La confusion la plus dommageable se loge exactement là : seuil de TVA et seuil micro sont deux choses différentes. Vous pouvez parfaitement rester micro-entrepreneur, sous votre plafond de 203 100 € ou 83 600 €, tout en étant devenu redevable de la TVA. Pensez à un prestataire de services qui dépasse 37 500 € de CA : il est encore très loin de son plafond micro de 83 600 €, mais il doit déjà se préoccuper de facturer la TVA. La mécanique des seuils mérite d’être comprise : tant que vous dépassez le seuil de base sans franchir le seuil majoré, la franchise est conservée pour l’année en cours et perdue au 1ᵉʳ janvier suivant.

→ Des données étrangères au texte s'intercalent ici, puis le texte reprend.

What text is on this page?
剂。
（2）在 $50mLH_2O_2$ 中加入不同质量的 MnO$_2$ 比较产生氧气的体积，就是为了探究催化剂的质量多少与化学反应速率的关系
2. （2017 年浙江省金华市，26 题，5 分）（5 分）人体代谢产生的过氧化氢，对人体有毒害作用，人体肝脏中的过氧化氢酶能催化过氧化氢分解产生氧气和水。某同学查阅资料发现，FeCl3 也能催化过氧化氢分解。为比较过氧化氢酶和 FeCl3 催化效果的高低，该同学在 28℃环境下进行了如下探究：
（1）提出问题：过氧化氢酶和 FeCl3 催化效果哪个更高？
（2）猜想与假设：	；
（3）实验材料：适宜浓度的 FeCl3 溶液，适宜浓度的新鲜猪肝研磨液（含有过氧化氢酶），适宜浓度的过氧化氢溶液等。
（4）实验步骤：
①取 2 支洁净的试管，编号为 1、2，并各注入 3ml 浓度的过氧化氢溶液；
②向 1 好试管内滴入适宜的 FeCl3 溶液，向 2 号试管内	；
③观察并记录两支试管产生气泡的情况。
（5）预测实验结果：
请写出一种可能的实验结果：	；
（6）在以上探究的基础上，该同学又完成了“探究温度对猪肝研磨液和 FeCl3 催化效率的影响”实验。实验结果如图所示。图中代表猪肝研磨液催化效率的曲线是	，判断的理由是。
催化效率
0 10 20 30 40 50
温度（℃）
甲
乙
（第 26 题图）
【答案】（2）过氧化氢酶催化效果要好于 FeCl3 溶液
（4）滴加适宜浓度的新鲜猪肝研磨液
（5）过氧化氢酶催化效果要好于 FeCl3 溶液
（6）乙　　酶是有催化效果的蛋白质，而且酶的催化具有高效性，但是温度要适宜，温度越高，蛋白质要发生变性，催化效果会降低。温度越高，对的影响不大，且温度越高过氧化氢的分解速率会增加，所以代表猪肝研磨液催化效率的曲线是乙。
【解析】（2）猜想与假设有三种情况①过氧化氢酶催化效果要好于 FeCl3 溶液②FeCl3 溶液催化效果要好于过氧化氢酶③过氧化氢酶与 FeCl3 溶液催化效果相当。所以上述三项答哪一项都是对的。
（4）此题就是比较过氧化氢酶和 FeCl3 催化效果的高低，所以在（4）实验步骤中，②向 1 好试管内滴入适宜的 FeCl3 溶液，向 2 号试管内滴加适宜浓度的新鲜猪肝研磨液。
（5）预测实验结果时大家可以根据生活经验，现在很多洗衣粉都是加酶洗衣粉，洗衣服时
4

En revanche, dès que vous franchissez le seuil majoré, vous devenez assujetti à la TVA dès le 1ᵉʳ jour du mois de dépassement, sans délai.

Un mot sur l’actualité réglementaire, parce qu’elle a inquiété beaucoup de micro-entrepreneurs : le projet d’un seuil unique de TVA abaissé à 25 000 € a été définitivement abandonné, supprimé par la loi n° 2025-1044 du 3 novembre 2025, l’article qui le portait ayant été retiré le 20 novembre 2025. Les seuils habituels sont donc reconduits pour 2026. Le bon réflexe reste de surveiller votre seuil de TVA bien avant votre plafond micro, car c’est lui que vous atteindrez en premier. Le graphique ci-dessous superpose, pour chaque activité, le seuil de TVA et le seuil micro, et montre cet écart où l’on est encore micro mais déjà concerné par la TVA.

Diagramme en barres superposant seuil de franchise TVA et seuil micro-entreprise par activite, en euros.
Seuil de TVA vs seuil micro-entreprise : le no man’s land de la franchise

5.4 ACRE, CFE et autres charges de démarrage

Reste à voir ce qui change la première année par rapport aux suivantes, car le démarrage a ses propres règles. L’aide la plus connue est l’ACRE (aide aux créateurs et repreneurs d’entreprise), une exonération partielle de cotisations sociales la première année. Et c’est ici qu’une date compte vraiment : pour les créations avant le 1ᵉʳ juillet 2026, le taux minoré correspond à 50 % du taux normal, alors que pour les créations à compter du 1ᵉʳ juillet 2026, l’avantage est ramené à 25 % d’exonération seulement. La demande se fait auprès de l’URSSAF dans les 60 jours suivant le début d’activité, et passer cette fenêtre, c’est perdre l’aide pour de bon.

ChargeAnnée de créationAnnées suivantes
Cotisations micro-socialesRéduites via ACRE (50 % puis 25 %)Taux plein (12,3 / 21,2 / 25,6 %)
CFEExonéréeDue si CA > 5 000 €
CFP (formation)DueDue
TVAFranchise si sous seuilsFranchise si sous seuils

Données à jour — juin 2026.

L’autre charge à anticiper est la cotisation foncière des entreprises (CFE). Vous en êtes exonéré l’année de création, mais elle devient due dès l’année suivante, sauf si votre CA annuel reste inférieur ou égal à 5 000 €, auquel cas l’exonération est permanente. La CFP, elle, est due dès le départ, et la TVA reste en franchise tant que vous êtes sous les seuils vus plus haut. À retenir, donc : si votre projet est prêt, créer avant le 1ᵉʳ juillet 2026 et demander l’ACRE dans les 60 jours vous fait bénéficier de 50 % d’exonération plutôt que 25 %. Sur une première année, cette aide qui divise par deux les cotisations de la première année n’est pas un détail.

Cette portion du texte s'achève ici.